Investigative non-profit journalism is flourishing this year, likely because it is top of mind for so many people. Media credibility is in the spotlight, and those of us who dig deep into uncomfortable places and ask for our reader’s trust by being unbiased and fact-driven feel it shining especially brightly.
New York-based ProPublica, one of the country’s most high-profile non-profit newsrooms, opened a regional bureau in Chicago with a team of 12 reporters, editors and technologists. In Vermont, the non-profit VTDigger has become the country’s largest investigative reporting non-profit focused on local or state news.
And at inewsource in San Diego, we’re projected to reach $1.1 million in revenue this fiscal year — our most successful year yet.
inewsource’s small but versatile team of reporters covers a variety of topics but focuses on four: education, health, the environment and local government. Through our partnerships with the local PBS and NPR affiliate station, KPBS, and San Diego’s leading commercial news station, CBS8, our work reaches more than a million people a week through web, radio and TV. Our investigations have had more impact this year than ever before.
Here are a few examples of what that impact looks like:
- Our series on a long-ignored transparency law prompted the city of San Diego to enact a new law mandating disclosure of business interests behind billions of dollars in city purchases and contracts.
- Our data analysis on diabetes-related amputations in San Diego County and California uncovered a “shocking” increase that has mystified diabetes experts.
- An investigation into a local non-profit Christian college found administrators couldn’t account for more than $20 million in expenses. The college’s CFO was replaced shortly after publication.
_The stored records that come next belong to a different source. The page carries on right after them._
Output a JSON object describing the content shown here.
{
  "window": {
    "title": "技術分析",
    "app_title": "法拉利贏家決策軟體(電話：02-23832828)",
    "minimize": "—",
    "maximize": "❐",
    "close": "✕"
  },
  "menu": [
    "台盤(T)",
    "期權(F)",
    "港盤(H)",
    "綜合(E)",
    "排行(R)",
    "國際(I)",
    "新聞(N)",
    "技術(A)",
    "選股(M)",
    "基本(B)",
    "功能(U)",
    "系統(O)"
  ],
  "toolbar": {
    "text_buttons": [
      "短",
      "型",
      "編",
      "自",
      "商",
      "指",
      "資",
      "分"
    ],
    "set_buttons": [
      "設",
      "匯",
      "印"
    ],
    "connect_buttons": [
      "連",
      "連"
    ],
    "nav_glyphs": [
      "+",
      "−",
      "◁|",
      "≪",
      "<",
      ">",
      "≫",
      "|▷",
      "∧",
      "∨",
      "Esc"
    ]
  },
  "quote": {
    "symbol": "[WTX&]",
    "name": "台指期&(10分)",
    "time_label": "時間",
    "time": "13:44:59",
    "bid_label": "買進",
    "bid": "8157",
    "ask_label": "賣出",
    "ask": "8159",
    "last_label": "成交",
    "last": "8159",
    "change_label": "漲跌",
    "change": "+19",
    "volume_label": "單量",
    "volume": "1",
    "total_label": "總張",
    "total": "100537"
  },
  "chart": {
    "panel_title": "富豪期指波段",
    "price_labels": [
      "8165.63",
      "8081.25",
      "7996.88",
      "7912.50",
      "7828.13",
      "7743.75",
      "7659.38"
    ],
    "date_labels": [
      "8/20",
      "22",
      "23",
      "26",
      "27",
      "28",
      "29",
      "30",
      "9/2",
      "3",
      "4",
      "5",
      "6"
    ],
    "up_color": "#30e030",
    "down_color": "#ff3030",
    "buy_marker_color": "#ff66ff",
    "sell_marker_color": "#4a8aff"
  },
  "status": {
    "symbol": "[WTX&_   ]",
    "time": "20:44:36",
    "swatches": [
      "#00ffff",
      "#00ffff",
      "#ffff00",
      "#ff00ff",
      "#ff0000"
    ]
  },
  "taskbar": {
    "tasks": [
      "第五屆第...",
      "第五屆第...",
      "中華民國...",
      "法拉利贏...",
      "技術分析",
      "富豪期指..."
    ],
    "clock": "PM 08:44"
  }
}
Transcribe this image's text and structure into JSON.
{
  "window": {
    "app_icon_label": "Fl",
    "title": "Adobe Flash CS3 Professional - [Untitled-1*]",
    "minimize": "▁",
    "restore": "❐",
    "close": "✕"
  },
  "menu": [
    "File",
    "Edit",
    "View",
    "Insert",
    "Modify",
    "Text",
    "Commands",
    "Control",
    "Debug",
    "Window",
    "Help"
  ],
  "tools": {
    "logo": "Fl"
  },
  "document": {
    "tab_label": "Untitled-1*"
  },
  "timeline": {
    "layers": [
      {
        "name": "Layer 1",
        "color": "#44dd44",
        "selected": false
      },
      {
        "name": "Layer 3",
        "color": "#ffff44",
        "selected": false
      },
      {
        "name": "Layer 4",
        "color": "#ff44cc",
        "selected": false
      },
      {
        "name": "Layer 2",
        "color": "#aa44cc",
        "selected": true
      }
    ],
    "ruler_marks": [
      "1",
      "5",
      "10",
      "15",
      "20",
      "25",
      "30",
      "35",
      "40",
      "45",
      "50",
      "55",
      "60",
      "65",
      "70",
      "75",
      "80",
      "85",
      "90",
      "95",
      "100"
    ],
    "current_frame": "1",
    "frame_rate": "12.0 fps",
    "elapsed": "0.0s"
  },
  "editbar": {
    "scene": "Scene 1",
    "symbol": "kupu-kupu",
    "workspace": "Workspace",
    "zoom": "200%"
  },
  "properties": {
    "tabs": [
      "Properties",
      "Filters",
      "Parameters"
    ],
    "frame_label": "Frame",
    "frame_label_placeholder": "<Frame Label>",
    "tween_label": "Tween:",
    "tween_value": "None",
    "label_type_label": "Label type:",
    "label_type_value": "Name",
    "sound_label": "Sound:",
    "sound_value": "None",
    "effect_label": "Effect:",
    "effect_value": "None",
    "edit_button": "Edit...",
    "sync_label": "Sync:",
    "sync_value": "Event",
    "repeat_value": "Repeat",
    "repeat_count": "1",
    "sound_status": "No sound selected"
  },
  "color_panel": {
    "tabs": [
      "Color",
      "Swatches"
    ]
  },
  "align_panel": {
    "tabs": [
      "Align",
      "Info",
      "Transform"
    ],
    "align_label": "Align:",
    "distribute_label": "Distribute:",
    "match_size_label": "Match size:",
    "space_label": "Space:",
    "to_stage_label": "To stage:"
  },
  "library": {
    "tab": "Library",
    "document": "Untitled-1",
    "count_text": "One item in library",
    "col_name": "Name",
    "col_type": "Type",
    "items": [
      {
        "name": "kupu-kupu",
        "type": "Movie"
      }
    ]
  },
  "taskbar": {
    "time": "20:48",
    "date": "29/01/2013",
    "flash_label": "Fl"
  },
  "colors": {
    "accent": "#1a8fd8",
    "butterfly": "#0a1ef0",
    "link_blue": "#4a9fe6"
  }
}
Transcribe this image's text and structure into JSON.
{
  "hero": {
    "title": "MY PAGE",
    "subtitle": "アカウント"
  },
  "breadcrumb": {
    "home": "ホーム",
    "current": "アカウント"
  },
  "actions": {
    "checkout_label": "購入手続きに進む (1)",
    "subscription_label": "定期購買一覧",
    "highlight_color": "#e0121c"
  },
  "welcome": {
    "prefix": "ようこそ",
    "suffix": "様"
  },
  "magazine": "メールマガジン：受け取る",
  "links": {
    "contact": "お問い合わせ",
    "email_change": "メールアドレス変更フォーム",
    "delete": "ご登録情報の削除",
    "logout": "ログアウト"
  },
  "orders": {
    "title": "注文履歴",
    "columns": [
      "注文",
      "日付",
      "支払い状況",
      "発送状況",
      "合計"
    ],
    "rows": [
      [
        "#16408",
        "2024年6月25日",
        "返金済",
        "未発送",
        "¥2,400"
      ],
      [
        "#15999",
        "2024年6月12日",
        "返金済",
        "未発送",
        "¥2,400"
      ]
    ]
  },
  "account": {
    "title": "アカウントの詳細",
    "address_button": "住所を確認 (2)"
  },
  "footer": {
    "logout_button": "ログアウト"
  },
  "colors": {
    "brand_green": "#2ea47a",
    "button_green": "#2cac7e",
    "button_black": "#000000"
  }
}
- Our dogged pursuit of problems at a local school district, which serves one of the county’s poorest areas, forced the resignation of an interim superintendent and uncovered millions of dollars that were misspent or unaccounted for. It also prompted the state to begin what it calls an “extraordinary audit.”
- Our analysis of test score data posted by the California Department of Education found huge errors in the data. The state removed the faulty data and initiated a system to notify the public when bad data has been replaced.
Collaboration is the future
During a year of successful, high-profile collaborations across journalism, we’ve used partnerships with other local and national non-profits to have an even bigger impact. For example:
- We worked with KPBS reporters to investigate how one local refugee resettlement agency violated housing practices. The story prompted the agency’s executive director to step down and launched a federal inquiry.
- We collaborated again with KPBS in the first-ever mile-by-mile look at the U.S./Mexico border wall, as well as its effect on migration patterns and border patrol staffing levels over time.
- We partnered with the Investigative Reporting Workshop to highlight how San Diego schools are dealing with educating refugees.
- And we worked in tandem with the New York education journalism non-profit The Hechinger Report for a first-of-its-kind analysis of how race plays into community college completion rates.
What comes next?
In looking ahead to 2018, local investigative reporting non-profits are likely to have an even more important role in the media landscape, through more partnerships, increasing readership and an ever-more urgent need for trustworthy journalism. We will continue to produce stories that have immediate impact. As a non-profit investigative newsroom, we can only do this work with the support and generosity of people who care about credible, fact-driven journalism.
Through the end of the year News Match, the largest-ever grassroots campaign for non-profit news, is helping us and newsrooms like ours in communities across the country by matching donations by individuals to non-profit newsrooms. That’s how we will raise the funds necessary to pay for what’s to come in 2018, more local investigative reporting – journalism’s gold standard.
Brad Racino is senior reporter and assistant director at inewsource, an investigative journalism non-profit in San Diego, California.